Bed Bath & Beyond Files for Chapter 11 Bankruptcy

Bed Bath & Beyond filed for Chapter 11 bankruptcy on Sunday. The once popular US retailer of home goods, Bed Bath & Beyond has in recent years struggled to keep pace with the growth of online shopping.

Since January, the retailer has been open about its issues after a poor holiday sales period. It has struggled since to manage its debt burden with additional financing. The company stated that it would continue to operate the nearly 400 Bed Bath & Beyond and 120 additional Buy Buy Baby stores while searching for buyers of “some or all” of its assets. The company plans to shut them down by the end June.

Sixth Street Partners is a firm that provides debtor-in possession financing of $240mn for bankruptcy proceedings.

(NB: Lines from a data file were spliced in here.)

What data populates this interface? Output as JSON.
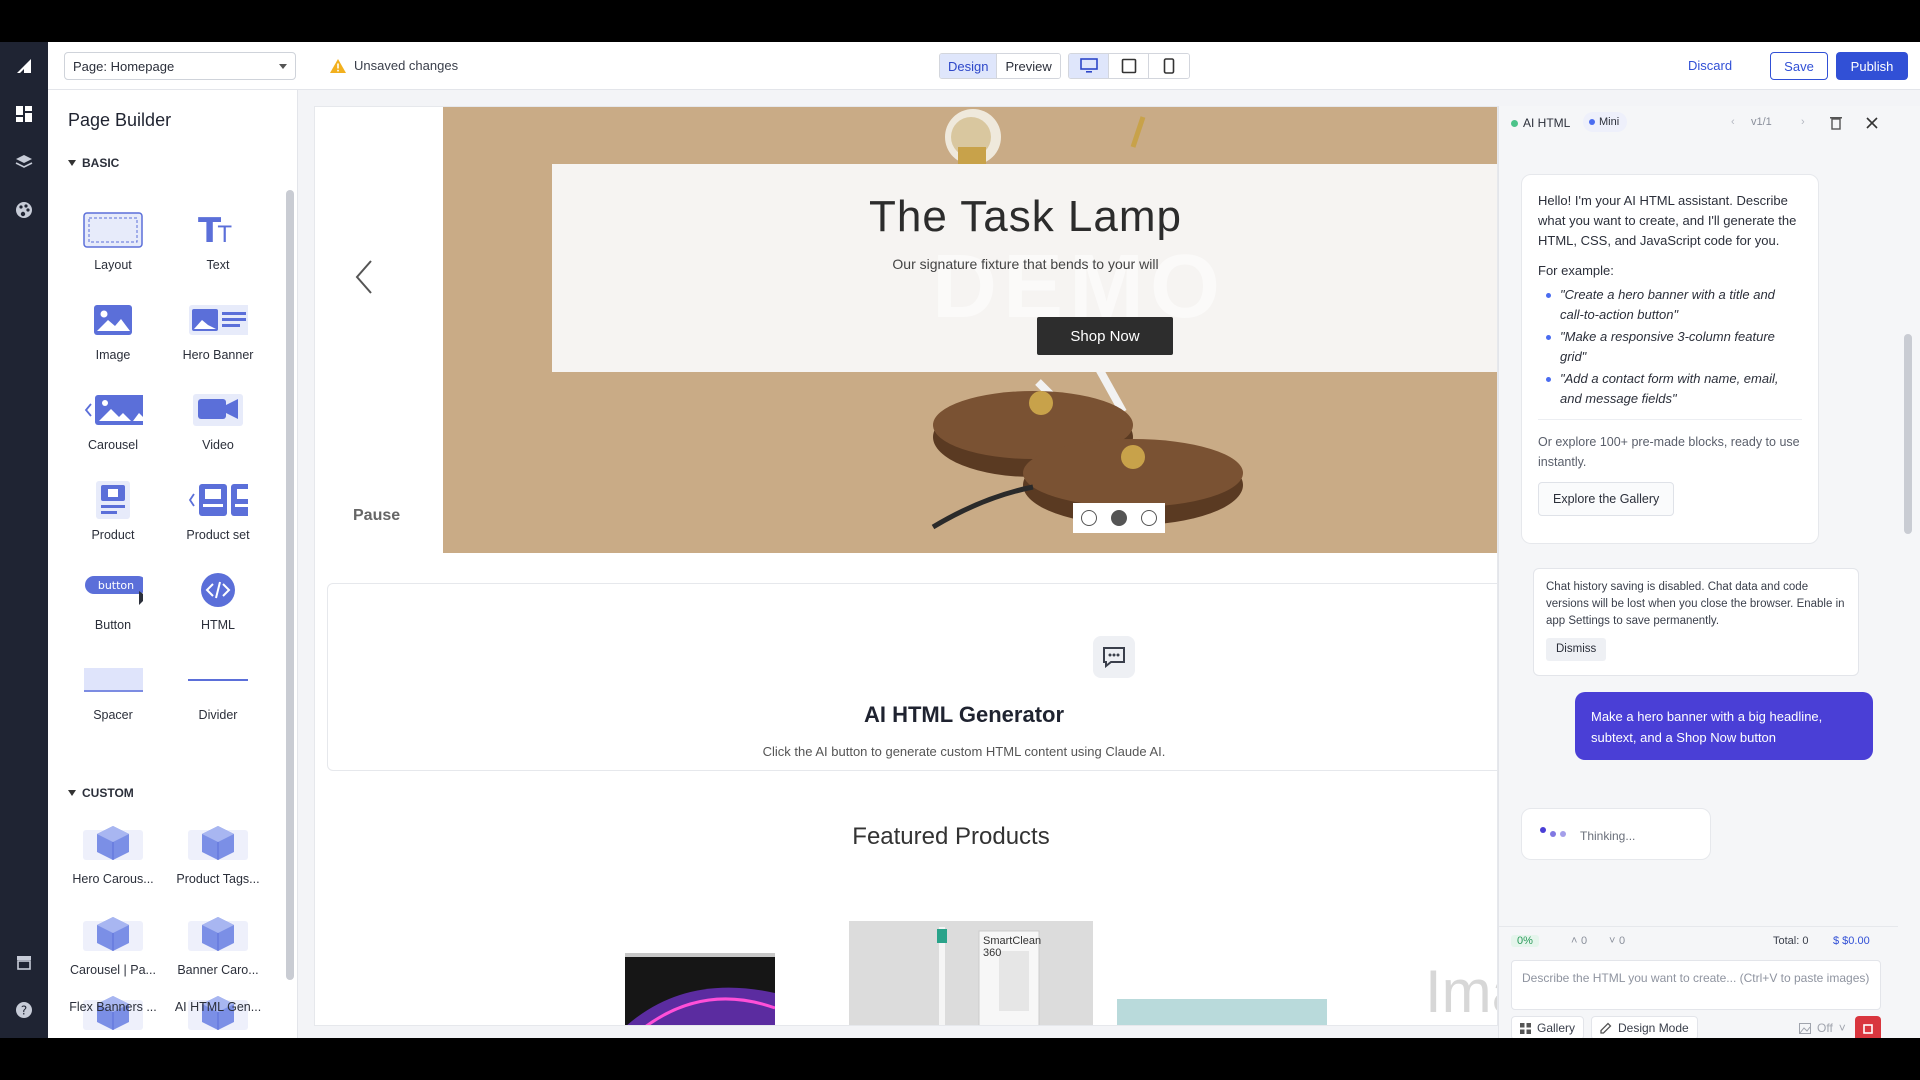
{
  "topbar": {
    "page_select": "Page: Homepage",
    "unsaved": "Unsaved changes",
    "modes": [
      "Design",
      "Preview"
    ],
    "discard": "Discard",
    "save": "Save",
    "publish": "Publish"
  },
  "sidebar": {
    "title": "Page Builder",
    "basic_label": "BASIC",
    "custom_label": "CUSTOM",
    "basic": [
      "Layout",
      "Text",
      "Image",
      "Hero Banner",
      "Carousel",
      "Video",
      "Product",
      "Product set",
      "Button",
      "HTML",
      "Spacer",
      "Divider"
    ],
    "button_tile_text": "button",
    "custom": [
      "Hero Carous...",
      "Product Tags...",
      "Carousel | Pa...",
      "Banner Caro...",
      "Flex Banners ...",
      "AI HTML Gen..."
    ]
  },
  "hero": {
    "title": "The Task Lamp",
    "subtitle": "Our signature fixture that bends to your will",
    "cta": "Shop Now",
    "watermark": "DEMO",
    "pause": "Pause"
  },
  "generator": {
    "title": "AI HTML Generator",
    "subtitle": "Click the AI button to generate custom HTML content using Claude AI."
  },
  "featured": {
    "title": "Featured Products",
    "product_box_text": "SmartClean 360",
    "partial_text": "Ima"
  },
  "ai_panel": {
    "name": "AI HTML",
    "model": "Mini",
    "version": "v1/1",
    "intro": "Hello! I'm your AI HTML assistant. Describe what you want to create, and I'll generate the HTML, CSS, and JavaScript code for you.",
    "example_label": "For example:",
    "examples": [
      "\"Create a hero banner with a title and call-to-action button\"",
      "\"Make a responsive 3-column feature grid\"",
      "\"Add a contact form with name, email, and message fields\""
    ],
    "explore_text": "Or explore 100+ pre-made blocks, ready to use instantly.",
    "explore_btn": "Explore the Gallery",
    "notice": "Chat history saving is disabled. Chat data and code versions will be lost when you close the browser. Enable in app Settings to save permanently.",
    "dismiss": "Dismiss",
    "user_msg": "Make a hero banner with a big headline, subtext, and a Shop Now button",
    "thinking": "Thinking...",
    "pct": "0%",
    "up_count": "0",
    "down_count": "0",
    "total": "Total: 0",
    "cost": "$ $0.00",
    "input_placeholder": "Describe the HTML you want to create... (Ctrl+V to paste images)",
    "gallery": "Gallery",
    "design_mode": "Design Mode",
    "image_toggle": "Off"
  },
  "colors": {
    "accent": "#3150d6",
    "user_bubble": "#4a3fd6",
    "rail": "#1f2433",
    "send": "#d9363e",
    "hero_bg": "#c9ab86"
  }
}
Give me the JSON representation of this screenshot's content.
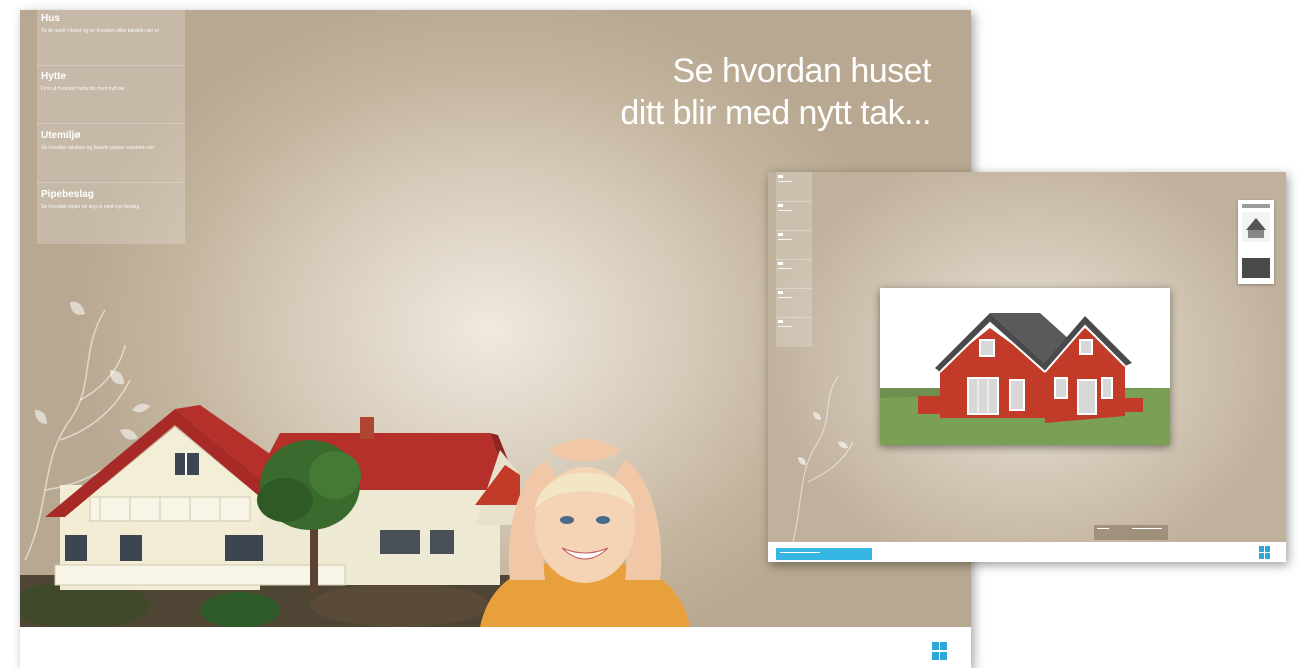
{
  "main": {
    "headline_line1": "Se hvordan huset",
    "headline_line2": "ditt blir med nytt tak...",
    "menu": [
      {
        "title": "Hus",
        "subtitle": "Ta litt rundt i huset og se hvordan ulike takstein ser ut"
      },
      {
        "title": "Hytte",
        "subtitle": "Finn ut hvordan hytta blir med nytt tak"
      },
      {
        "title": "Utemiljø",
        "subtitle": "Se hvordan takstein og fasade passer sammen ute"
      },
      {
        "title": "Pipebeslag",
        "subtitle": "Se hvordan pipen tar seg ut med nye beslag"
      }
    ]
  },
  "colors": {
    "background": "#c8baa5",
    "roof_red": "#b5302a",
    "house_red": "#c23a28",
    "logo_blue": "#2ba8d8"
  },
  "icons": {
    "logo": "tile-logo-icon"
  }
}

In 1971, Bed Bath & Beyond was founded in New Jersey. It joined the so-called “big box” stores that offered a large selection of niche products at affordable prices. Bed Bath & Beyond reached its peak in 2010 with nearly 1,500 nationwide stores selling everything from toilet plungers and candies to linens.

In a press release, chief executive Sue Gove said that “millions of customers” had trusted us to help them through their most important life milestones – from college to marriage to settling in to a new house to having a child.

In the last year, the company was beset by crises. These included a Campaign from activist shareholder Ryan Cohen, The ousting its CEO, and Death By Suicide of its Chief Financial Officer.

Bed Bath & Beyond shares were shook for weeks by Cohen’s campaign, which culminated in the divestment last August of approximately 12 percent of company stock. The company implemented in the same month a turnaround plan that included job cuts and a reduced store footprint. This was backed by a loan from Sixth Street as well as a revolving facility led by JPMorgan.

Bed Bath & Beyond tried to avoid bankruptcy in February with a financing plan of $1.025bn to restructure its debts. This included the sale $255mn convertible preferred stock. The retailer’s shares reached a peak of almost $6 for a short time, but since then have fallen to penny stock levels.

The retailer’s Chapter 11 filings reveal that it has debts of $5.2 billion and assets of $4.4 billion.

The filing states that the company intends to close all brick-and-mortar stores by 30 June, with an aggregate net sale of $718mn expected during this period against $1.8bn in debt.